Though the current school cancellation dates (March 16 – March 27) don’t include any of these senior traditions, the current global pandemic is in such a state of flux that there is no way to be sure of our arrival date back on campus. 

A week ago, I never would have predicted this — remote learning, self-quarantining and social distancing. Heck, a week ago, I had never even heard of this terminology. It is therefore impossible for me to predict what will happen in another week or another month. The frightening possibility that President Trump’s warning to avoid gatherings of more than 10 people could last until the end of the school year, rendering the long list of remaining traditions nonexistent, breaks my heart. I worry that I’ve had my last in-person class of high school and didn’t even know it.

For years, I have watched seniors before me in their final walk of Archer life and fantasized about my very own. I have imagined which songs I will play as my classmates and I jump into the notorious Archer fountain and dreamt about what college sweatshirt I will be wearing on May 1, National Decision Day. There is so much expectation and longing built into Archer’s senior traditions. Should I miss out on these rituals, I will feel as if I am losing a rite of passage and a connection to past Archer graduates. 

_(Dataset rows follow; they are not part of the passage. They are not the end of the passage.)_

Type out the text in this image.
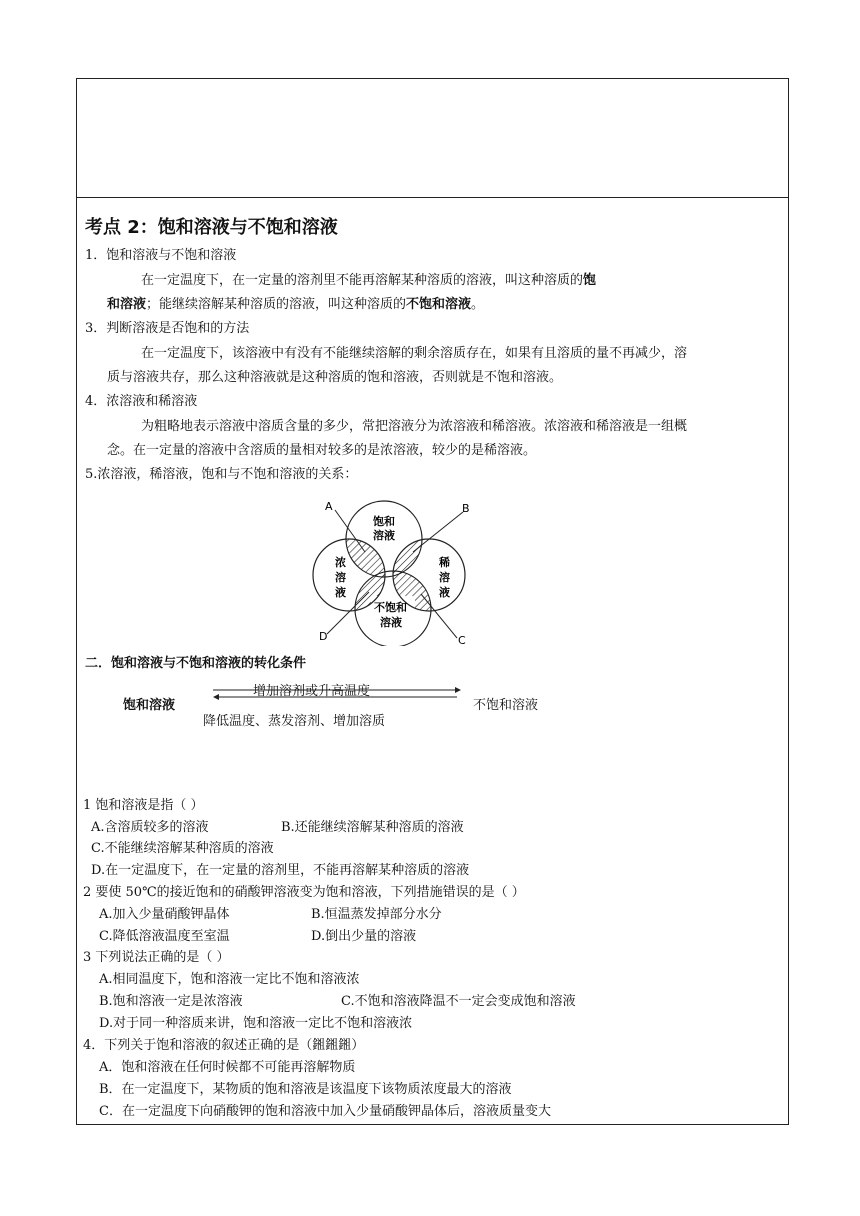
考点 2：饱和溶液与不饱和溶液
1．饱和溶液与不饱和溶液
在一定温度下，在一定量的溶剂里不能再溶解某种溶质的溶液，叫这种溶质的饱
和溶液；能继续溶解某种溶质的溶液，叫这种溶质的不饱和溶液。
3．判断溶液是否饱和的方法
在一定温度下，该溶液中有没有不能继续溶解的剩余溶质存在，如果有且溶质的量不再减少，溶
质与溶液共存，那么这种溶液就是这种溶质的饱和溶液，否则就是不饱和溶液。
4．浓溶液和稀溶液
为粗略地表示溶液中溶质含量的多少，常把溶液分为浓溶液和稀溶液。浓溶液和稀溶液是一组概
念。在一定量的溶液中含溶质的量相对较多的是浓溶液，较少的是稀溶液。
5.浓溶液，稀溶液，饱和与不饱和溶液的关系：
A	B
C
D
饱和
溶液
浓
溶
液
稀
溶
液
不饱和
溶液
二．饱和溶液与不饱和溶液的转化条件
饱和溶液	不饱和溶液
增加溶剂或升高温度
降低温度、蒸发溶剂、增加溶质
1 饱和溶液是指（ ）
A.含溶质较多的溶液	B.还能继续溶解某种溶质的溶液
C.不能继续溶解某种溶质的溶液
D.在一定温度下，在一定量的溶剂里，不能再溶解某种溶质的溶液
2 要使 50℃的接近饱和的硝酸钾溶液变为饱和溶液，下列措施错误的是（ ）
A.加入少量硝酸钾晶体	B.恒温蒸发掉部分水分
C.降低溶液温度至室温	D.倒出少量的溶液
3 下列说法正确的是（ ）
A.相同温度下，饱和溶液一定比不饱和溶液浓
B.饱和溶液一定是浓溶液	C.不饱和溶液降温不一定会变成饱和溶液
D.对于同一种溶质来讲，饱和溶液一定比不饱和溶液浓
4．下列关于饱和溶液的叙述正确的是（鎺鎺鎺）
A．饱和溶液在任何时候都不可能再溶解物质
B．在一定温度下，某物质的饱和溶液是该温度下该物质浓度最大的溶液
C．在一定温度下向硝酸钾的饱和溶液中加入少量硝酸钾晶体后，溶液质量变大
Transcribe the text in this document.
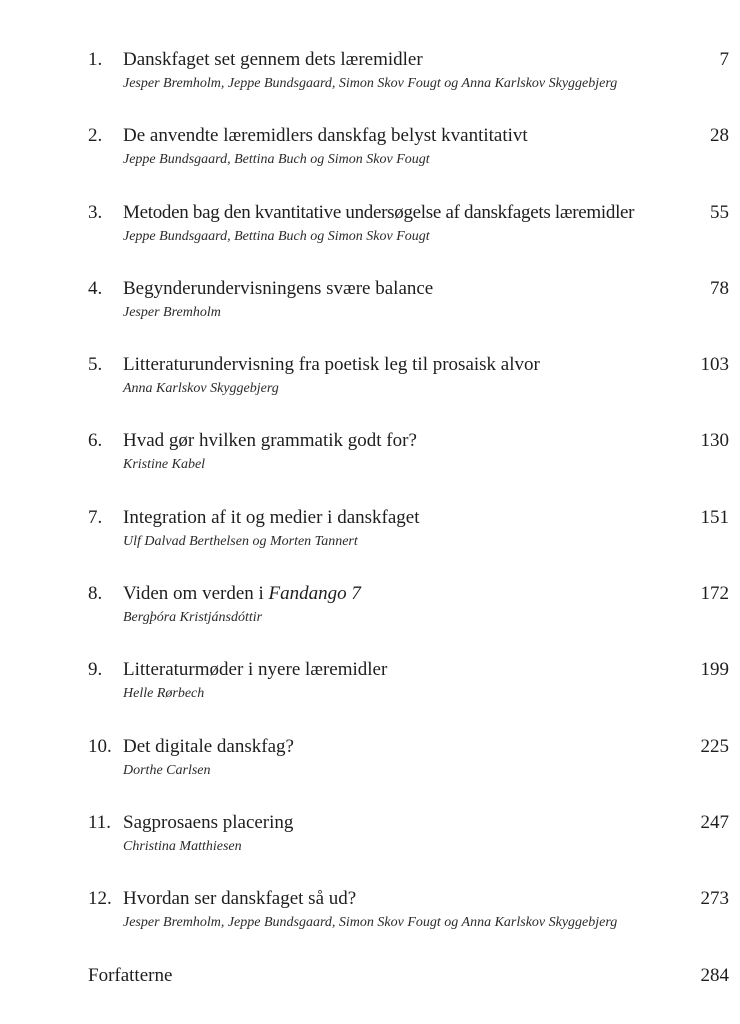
1. Danskfaget set gennem dets læremidler	7
Jesper Bremholm, Jeppe Bundsgaard, Simon Skov Fougt og Anna Karlskov Skyggebjerg
2. De anvendte læremidlers danskfag belyst kvantitativt	28
Jeppe Bundsgaard, Bettina Buch og Simon Skov Fougt
3. Metoden bag den kvantitative undersøgelse af danskfagets læremidler	55
Jeppe Bundsgaard, Bettina Buch og Simon Skov Fougt
4. Begynderundervisningens svære balance	78
Jesper Bremholm
5. Litteraturundervisning fra poetisk leg til prosaisk alvor	103
Anna Karlskov Skyggebjerg
6. Hvad gør hvilken grammatik godt for?	130
Kristine Kabel
7. Integration af it og medier i danskfaget	151
Ulf Dalvad Berthelsen og Morten Tannert
8. Viden om verden i Fandango 7	172
Bergþóra Kristjánsdóttir
9. Litteraturmøder i nyere læremidler	199
Helle Rørbech
10. Det digitale danskfag?	225
Dorthe Carlsen
11. Sagprosaens placering	247
Christina Matthiesen
12. Hvordan ser danskfaget så ud?	273
Jesper Bremholm, Jeppe Bundsgaard, Simon Skov Fougt og Anna Karlskov Skyggebjerg
Forfatterne	284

Of course, I mustn’t get too melodramatic and sentimental quite yet (it’s my natural tendency… I apologize!). After all, not much can be known for sure about the state of the coronavirus outbreak in the coming months. But this level of unpredictability is what makes the current situation so darn difficult. Swarmed with doubt and uncertainty, I am unsure how to grieve and prepare for potential future disappointments. 

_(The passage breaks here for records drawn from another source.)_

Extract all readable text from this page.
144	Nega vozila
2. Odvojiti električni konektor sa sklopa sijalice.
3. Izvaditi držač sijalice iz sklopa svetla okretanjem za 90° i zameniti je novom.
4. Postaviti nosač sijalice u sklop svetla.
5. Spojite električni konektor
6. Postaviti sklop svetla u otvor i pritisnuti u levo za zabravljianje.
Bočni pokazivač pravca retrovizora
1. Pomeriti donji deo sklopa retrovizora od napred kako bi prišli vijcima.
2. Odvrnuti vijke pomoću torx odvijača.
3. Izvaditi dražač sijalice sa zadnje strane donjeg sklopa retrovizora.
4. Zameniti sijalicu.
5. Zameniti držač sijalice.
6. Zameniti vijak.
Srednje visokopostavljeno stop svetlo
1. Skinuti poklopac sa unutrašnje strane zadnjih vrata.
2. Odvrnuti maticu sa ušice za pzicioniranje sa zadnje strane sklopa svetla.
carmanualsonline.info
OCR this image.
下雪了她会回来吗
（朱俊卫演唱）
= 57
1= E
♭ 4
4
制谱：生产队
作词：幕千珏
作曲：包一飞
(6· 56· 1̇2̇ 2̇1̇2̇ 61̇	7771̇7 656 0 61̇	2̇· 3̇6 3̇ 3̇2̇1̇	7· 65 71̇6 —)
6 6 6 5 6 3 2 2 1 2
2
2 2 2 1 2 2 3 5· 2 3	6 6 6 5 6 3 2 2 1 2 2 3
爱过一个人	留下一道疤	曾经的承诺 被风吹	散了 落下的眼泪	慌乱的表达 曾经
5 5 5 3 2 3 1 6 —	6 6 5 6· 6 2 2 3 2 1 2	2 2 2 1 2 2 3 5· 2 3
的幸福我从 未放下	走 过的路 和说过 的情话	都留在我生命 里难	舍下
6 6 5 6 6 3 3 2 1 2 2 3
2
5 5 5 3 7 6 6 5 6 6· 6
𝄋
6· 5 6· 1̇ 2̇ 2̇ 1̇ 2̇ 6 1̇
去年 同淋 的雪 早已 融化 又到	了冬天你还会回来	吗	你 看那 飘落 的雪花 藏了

As I spend the upcoming weeks at home, communicating with my teachers through Zoom, knowing there is not much I can do to change the fate of a global epidemic, I will naturally miss the Archer campus and worry about the remainder of my senior year, yet I will try my hardest to — and I’m sorry if I sound like a cheesy yogi when saying this — remain present. 

Luckily enough, my grade has set up a grade-wide GroupMe chat (A.K.A. the ruckus we cause on campus hasn’t disappeared – it has just been moved online), so I will never feel too removed from Archer. When communicating with my fellow girls on fire, the people who constitute my Archer experience and ground me to earth, I will be able to feel, at least for a moment, as if everything is normal and the mass frenzy is only a distant memory.